Wednesday, May 4, 2011

CEO "Speak with Forked Tongue"

There used to be this cliché in the old Western movies.  It had to do with the Native American distrust of anyone claiming to represent the “Great White Father” in Washington.  The usual form of the cliché was a line like:

White Man speak with forked tongue.

I was reminded of that line this morning while reading a Reuters account of a talk that Jeffrey Immelt, CEO of General Electric, gave at the Massachusetts Institute of Technology, which appeared as a CNET News article.  Here are the opening paragraphs from the CNET source:

General Electric may have grown its clean-tech business fourfold over the past six years, but Chief Executive Jeffrey Immelt wishes he had spent a little less time talking about it.

The head of the largest U.S. conglomerate, who in January was named a top adviser on job creation to U.S. President Barack Obama, said yesterday that GE's focus on the environmentally friendly aspects of its wind turbines and high-efficiency appliances might have led his critics to believe he was more interested in saving the planet than growing the company.

"If I had one thing to do over again, I would not have talked so much about green," Immelt said at an event sponsored by the Massachusetts Institute of Technology. "Even though I believe in global warming and I believe in the science...it just took on a connotation that was too elitist; it was too precious and it let opponents think that if you had a green initiative, you didn't care about jobs. I'm a businessman. That's all I care about, is jobs."

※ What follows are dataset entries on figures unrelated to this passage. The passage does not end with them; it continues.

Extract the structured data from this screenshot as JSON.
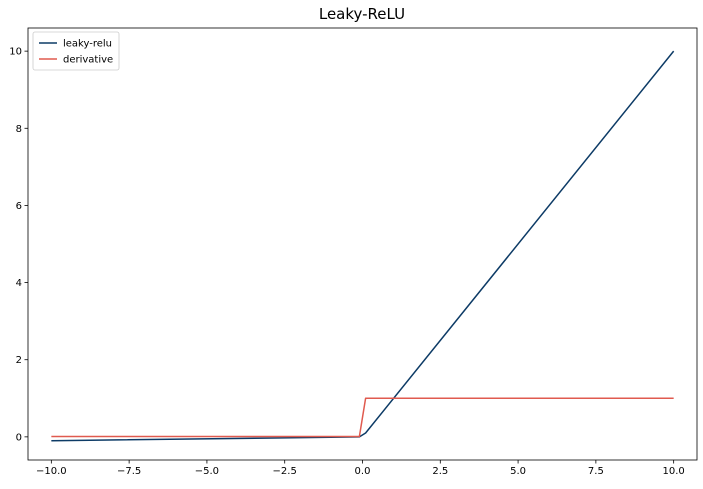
{
  "chart_data": {
    "type": "line",
    "title": "Leaky-ReLU",
    "xlabel": "",
    "ylabel": "",
    "xlim": [
      -10.75,
      10.75
    ],
    "ylim": [
      -0.6,
      10.6
    ],
    "grid": false,
    "legend_position": "upper-left",
    "xticks": [
      -10.0,
      -7.5,
      -5.0,
      -2.5,
      0.0,
      2.5,
      5.0,
      7.5,
      10.0
    ],
    "xtick_labels": [
      "−10.0",
      "−7.5",
      "−5.0",
      "−2.5",
      "0.0",
      "2.5",
      "5.0",
      "7.5",
      "10.0"
    ],
    "yticks": [
      0,
      2,
      4,
      6,
      8,
      10
    ],
    "ytick_labels": [
      "0",
      "2",
      "4",
      "6",
      "8",
      "10"
    ],
    "series": [
      {
        "name": "leaky-relu",
        "color": "#0d3b66",
        "x": [
          -10.0,
          -0.1,
          0.1,
          10.0
        ],
        "y": [
          -0.1,
          -0.001,
          0.1,
          10.0
        ]
      },
      {
        "name": "derivative",
        "color": "#e05a4f",
        "x": [
          -10.0,
          -0.1,
          0.1,
          10.0
        ],
        "y": [
          0.01,
          0.01,
          1.0,
          1.0
        ]
      }
    ]
  }
}
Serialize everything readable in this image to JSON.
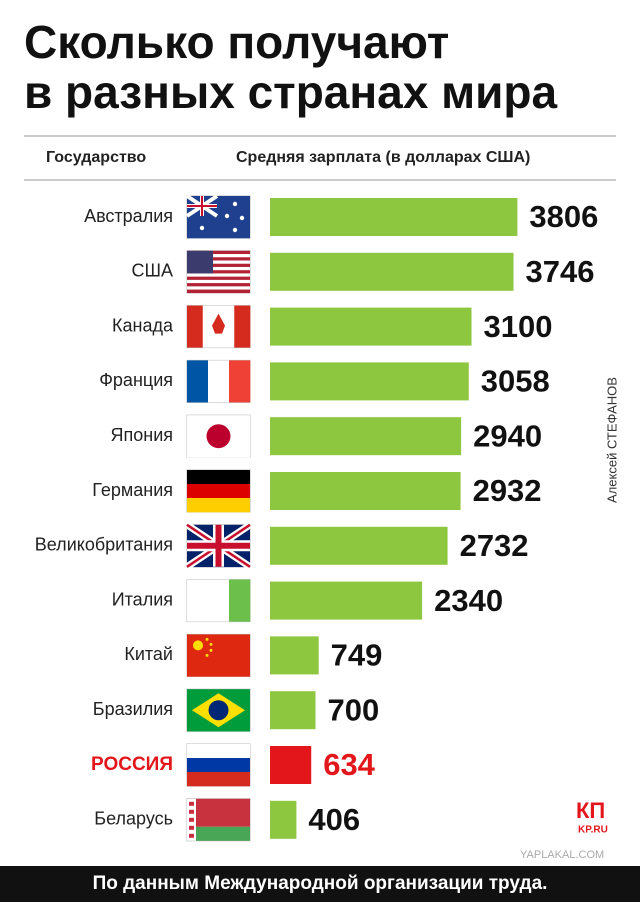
{
  "chart_data": {
    "type": "bar",
    "orientation": "horizontal",
    "title": [
      "Сколько получают",
      "в разных странах мира"
    ],
    "category_header": "Государство",
    "value_header": "Средняя зарплата (в долларах США)",
    "categories": [
      "Австралия",
      "США",
      "Канада",
      "Франция",
      "Япония",
      "Германия",
      "Великобритания",
      "Италия",
      "Китай",
      "Бразилия",
      "РОССИЯ",
      "Беларусь"
    ],
    "values": [
      3806,
      3746,
      3100,
      3058,
      2940,
      2932,
      2732,
      2340,
      749,
      700,
      634,
      406
    ],
    "color": "#8dc63f",
    "colors": [
      "#8dc63f",
      "#8dc63f",
      "#8dc63f",
      "#8dc63f",
      "#8dc63f",
      "#8dc63f",
      "#8dc63f",
      "#8dc63f",
      "#8dc63f",
      "#8dc63f",
      "#e3161b",
      "#8dc63f"
    ],
    "author": "Алексей СТЕФАНОВ",
    "source": "По данным Международной организации труда.",
    "logo": "КП",
    "logo_sub": "KP.RU",
    "watermark": "YAPLAKAL.COM"
  }
}
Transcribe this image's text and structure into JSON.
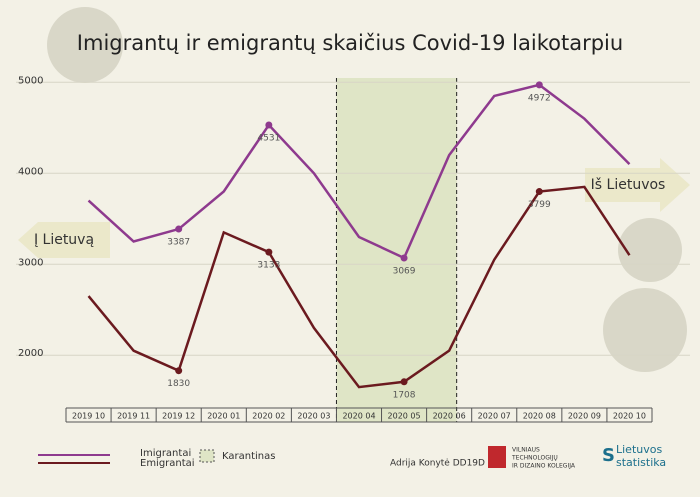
{
  "chart_data": {
    "type": "line",
    "title": "Imigrantų ir emigrantų skaičius Covid-19 laikotarpiu",
    "categories": [
      "2019 10",
      "2019 11",
      "2019 12",
      "2020 01",
      "2020 02",
      "2020 03",
      "2020 04",
      "2020 05",
      "2020 06",
      "2020 07",
      "2020 08",
      "2020 09",
      "2020 10"
    ],
    "series": [
      {
        "name": "Imigrantai",
        "color": "#8e3a8e",
        "values": [
          3700,
          3250,
          3387,
          3800,
          4531,
          4000,
          3300,
          3069,
          4200,
          4850,
          4972,
          4600,
          4100
        ],
        "value_labels": [
          null,
          null,
          "3387",
          null,
          "4531",
          null,
          null,
          "3069",
          null,
          null,
          "4972",
          null,
          null
        ]
      },
      {
        "name": "Emigrantai",
        "color": "#6b1a1f",
        "values": [
          2650,
          2050,
          1830,
          3350,
          3133,
          2300,
          1650,
          1708,
          2050,
          3050,
          3799,
          3850,
          3100
        ],
        "value_labels": [
          null,
          null,
          "1830",
          null,
          "3133",
          null,
          null,
          "1708",
          null,
          null,
          "3799",
          null,
          null
        ]
      }
    ],
    "ylim": [
      1420,
      5300
    ],
    "yticks": [
      2000,
      3000,
      4000,
      5000
    ],
    "grid": true,
    "shaded_region": {
      "label": "Karantinas",
      "from": "2020 04",
      "to": "2020 06"
    },
    "annotations": {
      "left_arrow": "Į Lietuvą",
      "right_arrow": "Iš Lietuvos"
    },
    "footer": {
      "author": "Adrija Konytė DD19D",
      "college": [
        "VILNIAUS",
        "TECHNOLOGIJŲ",
        "IR DIZAINO KOLEGIJA"
      ],
      "stat": [
        "Lietuvos",
        "statistika"
      ]
    }
  }
}
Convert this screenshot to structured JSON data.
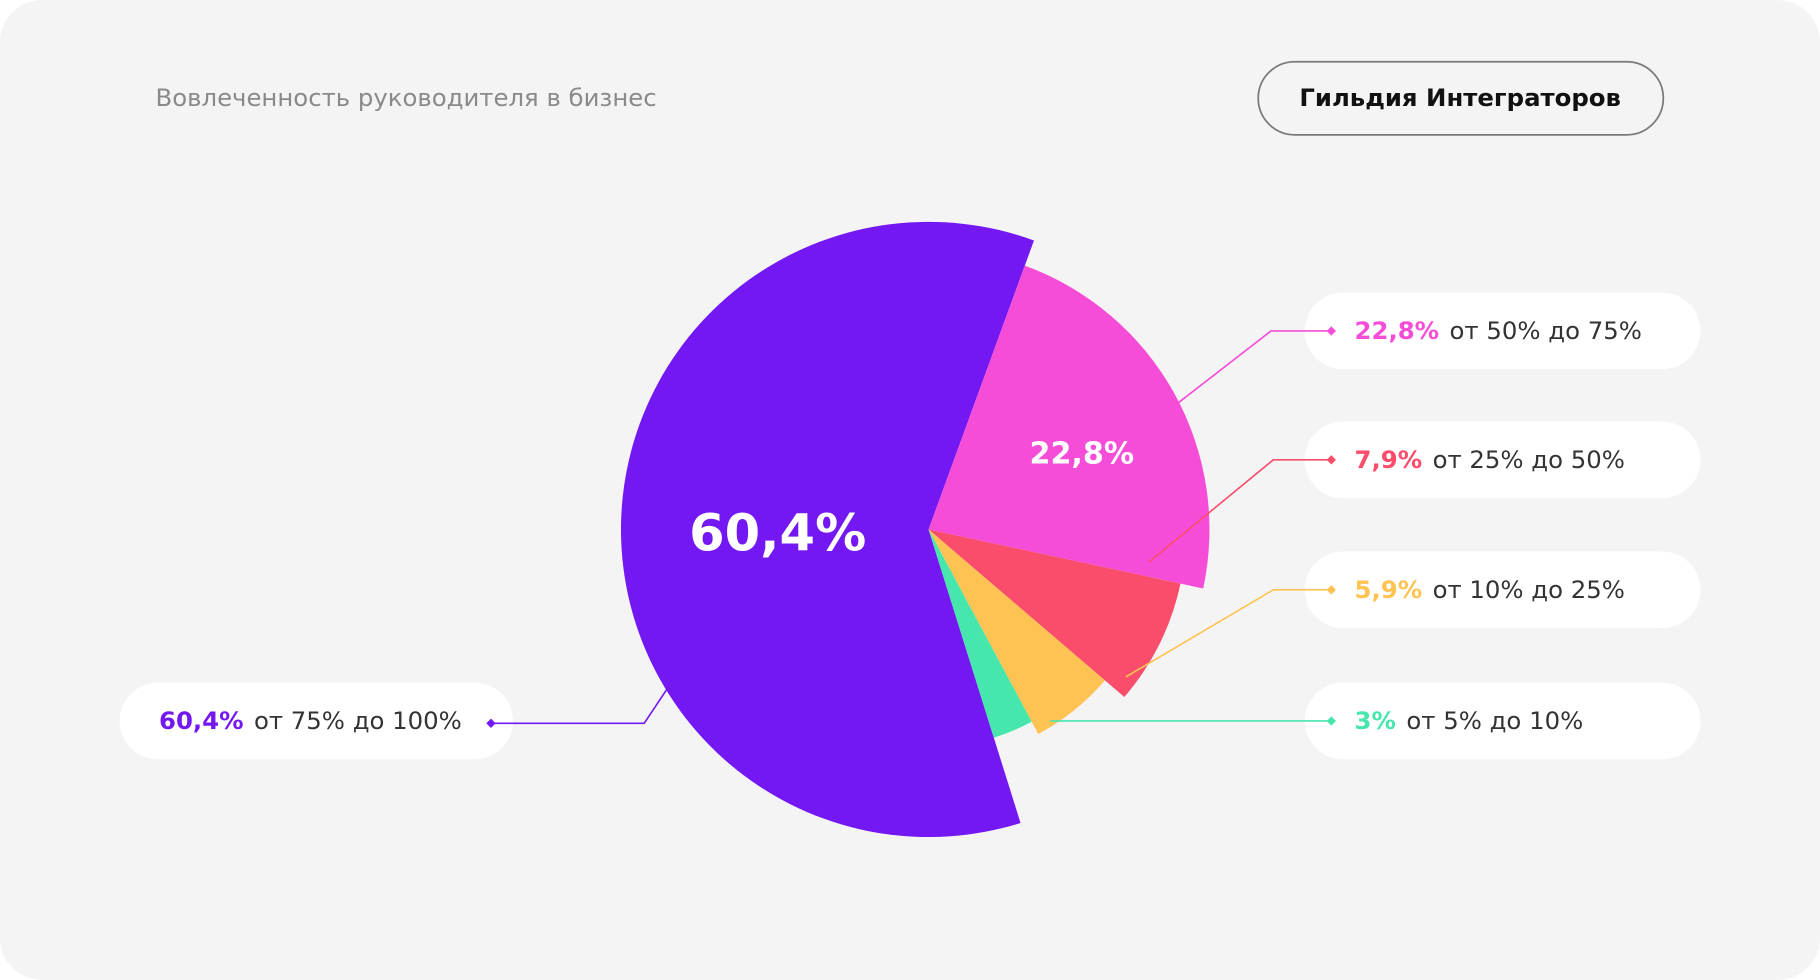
{
  "chart_data": {
    "type": "pie",
    "title": "Вовлеченность руководителя в бизнес",
    "badge": "Гильдия Интеграторов",
    "series": [
      {
        "name": "от 75% до 100%",
        "color": "#7418f3",
        "values": [
          60.4
        ],
        "value_labels": [
          "60,4%"
        ]
      },
      {
        "name": "от 50% до 75%",
        "color": "#f64dd8",
        "values": [
          22.8
        ],
        "value_labels": [
          "22,8%"
        ]
      },
      {
        "name": "от 25% до 50%",
        "color": "#f94d6b",
        "values": [
          7.9
        ],
        "value_labels": [
          "7,9%"
        ]
      },
      {
        "name": "от 10% до 25%",
        "color": "#fec352",
        "values": [
          5.9
        ],
        "value_labels": [
          "5,9%"
        ]
      },
      {
        "name": "от 5% до 10%",
        "color": "#47e6ad",
        "values": [
          3
        ],
        "value_labels": [
          "3%"
        ]
      }
    ]
  }
}
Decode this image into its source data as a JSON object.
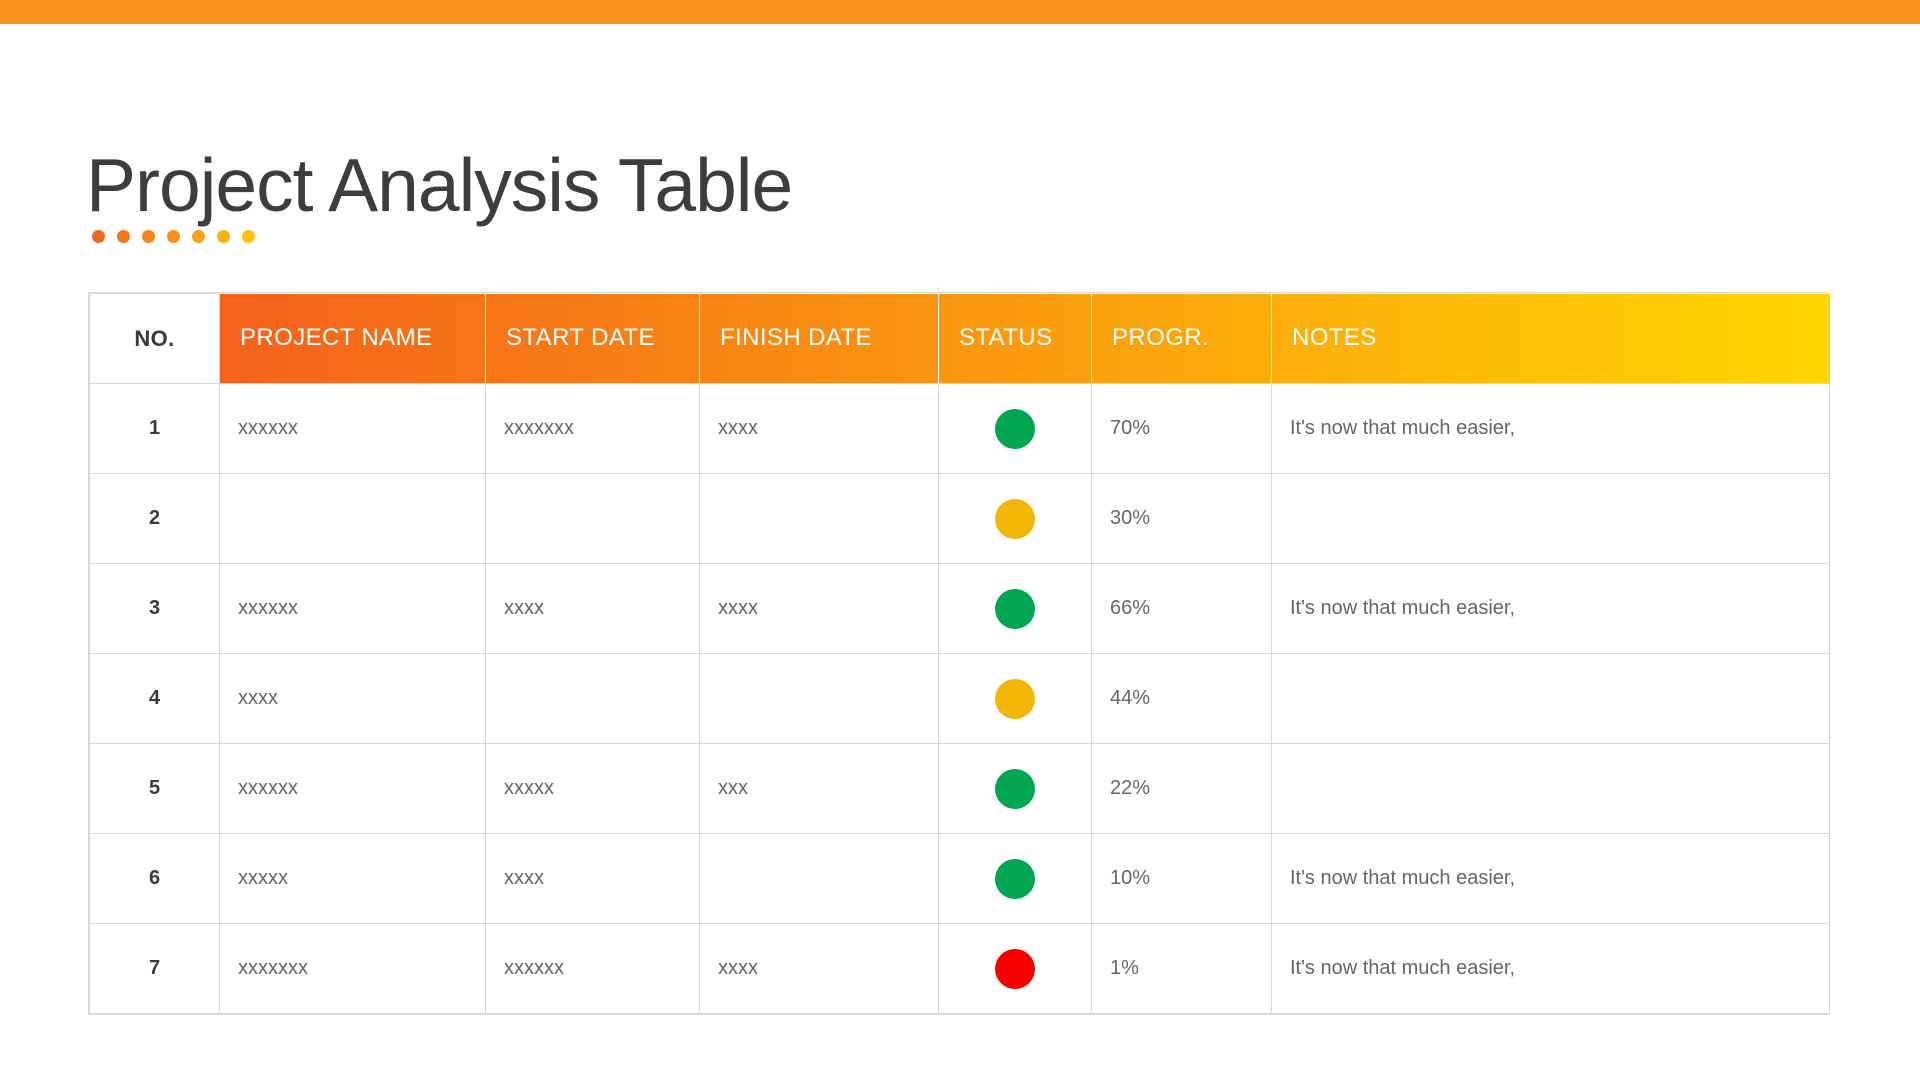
{
  "page": {
    "title": "Project Analysis Table",
    "accent_bar_color": "#F7941E",
    "dot_colors": [
      "#F3681F",
      "#F4761D",
      "#F6851B",
      "#F79318",
      "#F9A215",
      "#FBB111",
      "#FDC00C"
    ]
  },
  "table": {
    "header_gradient": [
      "#F4581E",
      "#FFD600"
    ],
    "columns": [
      {
        "key": "no",
        "label": "NO."
      },
      {
        "key": "project_name",
        "label": "PROJECT NAME"
      },
      {
        "key": "start_date",
        "label": "START DATE"
      },
      {
        "key": "finish_date",
        "label": "FINISH DATE"
      },
      {
        "key": "status",
        "label": "STATUS"
      },
      {
        "key": "progress",
        "label": "PROGR."
      },
      {
        "key": "notes",
        "label": "NOTES"
      }
    ],
    "status_colors": {
      "green": "#00A651",
      "yellow": "#F2B705",
      "red": "#F80000"
    },
    "rows": [
      {
        "no": "1",
        "project_name": "xxxxxx",
        "start_date": "xxxxxxx",
        "finish_date": "xxxx",
        "status": "green",
        "progress": "70%",
        "notes": "It's now that much easier,"
      },
      {
        "no": "2",
        "project_name": "",
        "start_date": "",
        "finish_date": "",
        "status": "yellow",
        "progress": "30%",
        "notes": ""
      },
      {
        "no": "3",
        "project_name": "xxxxxx",
        "start_date": "xxxx",
        "finish_date": "xxxx",
        "status": "green",
        "progress": "66%",
        "notes": "It's now that much easier,"
      },
      {
        "no": "4",
        "project_name": "xxxx",
        "start_date": "",
        "finish_date": "",
        "status": "yellow",
        "progress": "44%",
        "notes": ""
      },
      {
        "no": "5",
        "project_name": "xxxxxx",
        "start_date": "xxxxx",
        "finish_date": "xxx",
        "status": "green",
        "progress": "22%",
        "notes": ""
      },
      {
        "no": "6",
        "project_name": "xxxxx",
        "start_date": "xxxx",
        "finish_date": "",
        "status": "green",
        "progress": "10%",
        "notes": "It's now that much easier,"
      },
      {
        "no": "7",
        "project_name": "xxxxxxx",
        "start_date": "xxxxxx",
        "finish_date": "xxxx",
        "status": "red",
        "progress": "1%",
        "notes": "It's now that much easier,"
      }
    ]
  }
}
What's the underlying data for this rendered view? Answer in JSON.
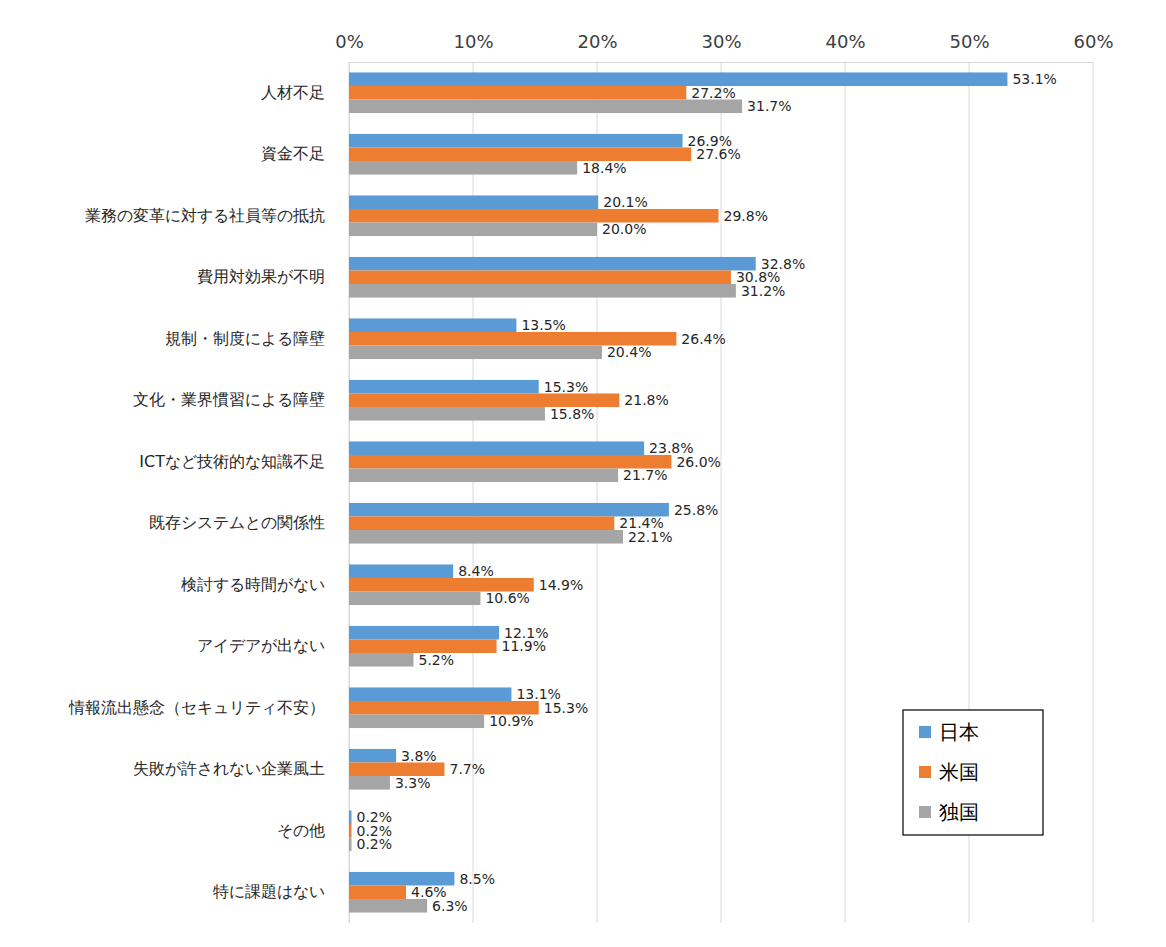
{
  "chart_data": {
    "type": "bar",
    "orientation": "horizontal",
    "categories": [
      "人材不足",
      "資金不足",
      "業務の変革に対する社員等の抵抗",
      "費用対効果が不明",
      "規制・制度による障壁",
      "文化・業界慣習による障壁",
      "ICTなど技術的な知識不足",
      "既存システムとの関係性",
      "検討する時間がない",
      "アイデアが出ない",
      "情報流出懸念（セキュリティ不安）",
      "失敗が許されない企業風土",
      "その他",
      "特に課題はない"
    ],
    "series": [
      {
        "name": "日本",
        "color": "#5b9bd5",
        "values": [
          53.1,
          26.9,
          20.1,
          32.8,
          13.5,
          15.3,
          23.8,
          25.8,
          8.4,
          12.1,
          13.1,
          3.8,
          0.2,
          8.5
        ],
        "value_labels": [
          "53.1%",
          "26.9%",
          "20.1%",
          "32.8%",
          "13.5%",
          "15.3%",
          "23.8%",
          "25.8%",
          "8.4%",
          "12.1%",
          "13.1%",
          "3.8%",
          "0.2%",
          "8.5%"
        ]
      },
      {
        "name": "米国",
        "color": "#ed7d31",
        "values": [
          27.2,
          27.6,
          29.8,
          30.8,
          26.4,
          21.8,
          26.0,
          21.4,
          14.9,
          11.9,
          15.3,
          7.7,
          0.2,
          4.6
        ],
        "value_labels": [
          "27.2%",
          "27.6%",
          "29.8%",
          "30.8%",
          "26.4%",
          "21.8%",
          "26.0%",
          "21.4%",
          "14.9%",
          "11.9%",
          "15.3%",
          "7.7%",
          "0.2%",
          "4.6%"
        ]
      },
      {
        "name": "独国",
        "color": "#a5a5a5",
        "values": [
          31.7,
          18.4,
          20.0,
          31.2,
          20.4,
          15.8,
          21.7,
          22.1,
          10.6,
          5.2,
          10.9,
          3.3,
          0.2,
          6.3
        ],
        "value_labels": [
          "31.7%",
          "18.4%",
          "20.0%",
          "31.2%",
          "20.4%",
          "15.8%",
          "21.7%",
          "22.1%",
          "10.6%",
          "5.2%",
          "10.9%",
          "3.3%",
          "0.2%",
          "6.3%"
        ]
      }
    ],
    "xlim": [
      0,
      60
    ],
    "xticks": [
      {
        "value": 0,
        "label": "0%"
      },
      {
        "value": 10,
        "label": "10%"
      },
      {
        "value": 20,
        "label": "20%"
      },
      {
        "value": 30,
        "label": "30%"
      },
      {
        "value": 40,
        "label": "40%"
      },
      {
        "value": 50,
        "label": "50%"
      },
      {
        "value": 60,
        "label": "60%"
      }
    ],
    "grid": true,
    "data_labels": true,
    "legend": "bottom-right"
  }
}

The forked tongue wags again.  As is clear as the article progresses, Immelt, just like any other CEO, can only care about one thing:  whether or not shareholders are happy with the return they get on their investment.  Any bigger picture, whether it involves the availability of jobs or the sustainability of the planet those job-holders occupy, is not merely irrelevant;  it is counterproductive to cooking up the numbers for the next quarterly report.  Why would I want to invest (as if there were any significance in the amount I am capable of investing) in a company with such a CEO?